Darrell Pace

Personal information
- Born: October 23, 1956 (age 69) Cincinnati, Ohio, United States
- Height: 5 ft 10+1⁄2 in (179 cm)
- Weight: 141 lb (64 kg)

Sport
- Sport: Archery

Medal record
Men's archery
Representing the United States
Olympic Games
| Gold medal – first place | 1976 Montreal | Individual |
| Gold medal – first place | 1984 Los Angeles | Individual |
| Silver medal – second place | 1988 Seoul | Team |
Pan American Games
| Gold medal – first place | 1979 San Juan | Team |
| Gold medal – first place | 1983 Caracas | Individual |
| Gold medal – first place | 1983 Caracas | Team |
| Gold medal – first place | 1987 Indianapolis | Team |
| Gold medal – first place | 1991 Havana | Individual |
| Gold medal – first place | 1991 Havana | Individual (70 m) |
| Silver medal – second place | 1979 San Juan | Individual |
| Bronze medal – third place | 1987 Indianapolis | Individual |

= Darrell Pace =

American archer (born 1956)

Darrell Owen Pace (born October 23, 1956) is a former archer from the United States, who won two individual Olympic and World Championships titles each during his career. In 2011, as part of the World Archery Federation's 80th anniversary celebration, he was declared as by the WAF as "Archer of the Century"

==Career==
Three years after taking up the sport, Pace, at the age of 16, became the youngest member of the U. S. team at the archery world championships, where he finished twenty-third.

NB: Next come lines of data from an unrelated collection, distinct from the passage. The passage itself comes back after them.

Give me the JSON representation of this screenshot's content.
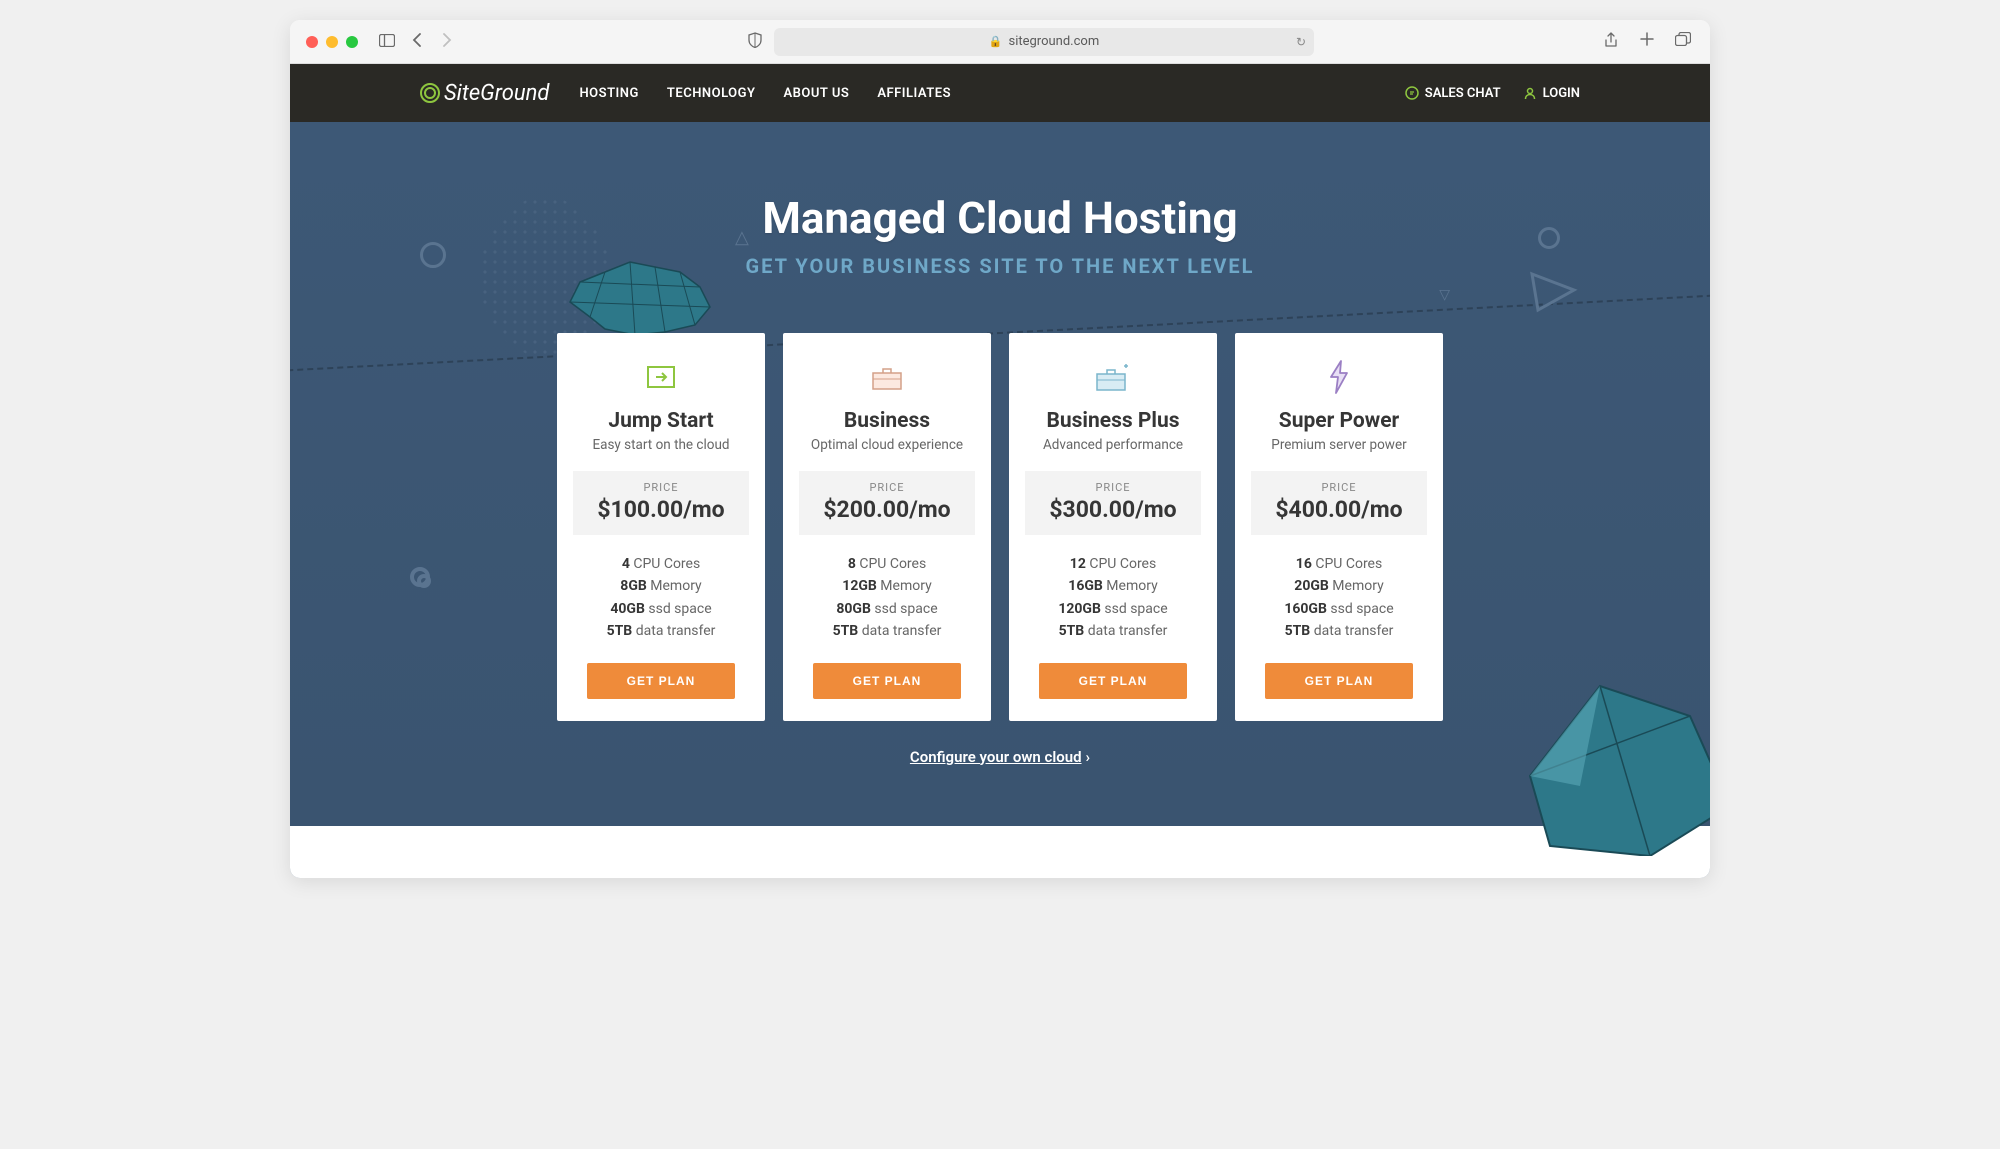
{
  "browser": {
    "url": "siteground.com"
  },
  "nav": {
    "brand": "SiteGround",
    "links": [
      "HOSTING",
      "TECHNOLOGY",
      "ABOUT US",
      "AFFILIATES"
    ],
    "sales_chat": "SALES CHAT",
    "login": "LOGIN"
  },
  "hero": {
    "title": "Managed Cloud Hosting",
    "subtitle": "GET YOUR BUSINESS SITE TO THE NEXT LEVEL"
  },
  "price_label": "PRICE",
  "get_plan_label": "GET PLAN",
  "plans": [
    {
      "name": "Jump Start",
      "tagline": "Easy start on the cloud",
      "price": "$100.00/mo",
      "specs": [
        {
          "bold": "4",
          "text": " CPU Cores"
        },
        {
          "bold": "8GB",
          "text": " Memory"
        },
        {
          "bold": "40GB",
          "text": " ssd space"
        },
        {
          "bold": "5TB",
          "text": " data transfer"
        }
      ]
    },
    {
      "name": "Business",
      "tagline": "Optimal cloud experience",
      "price": "$200.00/mo",
      "specs": [
        {
          "bold": "8",
          "text": " CPU Cores"
        },
        {
          "bold": "12GB",
          "text": " Memory"
        },
        {
          "bold": "80GB",
          "text": " ssd space"
        },
        {
          "bold": "5TB",
          "text": " data transfer"
        }
      ]
    },
    {
      "name": "Business Plus",
      "tagline": "Advanced performance",
      "price": "$300.00/mo",
      "specs": [
        {
          "bold": "12",
          "text": " CPU Cores"
        },
        {
          "bold": "16GB",
          "text": " Memory"
        },
        {
          "bold": "120GB",
          "text": " ssd space"
        },
        {
          "bold": "5TB",
          "text": " data transfer"
        }
      ]
    },
    {
      "name": "Super Power",
      "tagline": "Premium server power",
      "price": "$400.00/mo",
      "specs": [
        {
          "bold": "16",
          "text": " CPU Cores"
        },
        {
          "bold": "20GB",
          "text": " Memory"
        },
        {
          "bold": "160GB",
          "text": " ssd space"
        },
        {
          "bold": "5TB",
          "text": " data transfer"
        }
      ]
    }
  ],
  "configure_link": "Configure your own cloud"
}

Pace went on to win four consecutive national archery championships, from 1973 through 1976. He also won the title in 1978 and 1980. He won the world title in 1975 and 1979 and finished second to long-time rival Richard McKinney in 1983.

After winning an Olympic gold medal in 1976, Pace was selected for the 1980 Olympic team but did not compete due to the U.S. Olympic Committee's boycott of the 1980 Summer Olympics in Moscow, Soviet Union. He was one of 461 athletes to receive a Congressional Gold Medal instead. In 1984, he took a 13-point lead after the first day of the four-day competition and won an easy victory.

Pace also competed in the 1988 Summer Olympics, finishing ninth in the individual competition and winning a silver medal in the team event along with McKinney and Jay Barrs.

Darrell O. Pace Park, located in Hamilton, Ohio, is a 7 acre park named in his honor.

In 1974, at the US Nationals in Oxford, Ohio, Pace set his first FITA record of 1291 beating John Williams' record of 1268 shot at the 1972 Olympics. He broke that in 1975 at the Nationals with the first 1300 in history; he got 1316. In 1978, Ferrari from Italy broke that with a 1318. Darrell then shattered that the next year in 1979 with a 1341 in Japan; that record stood for 10 years. All in all Pace held the Total FITA world record for 14 years, raising the record a total of 71 points in 5 years.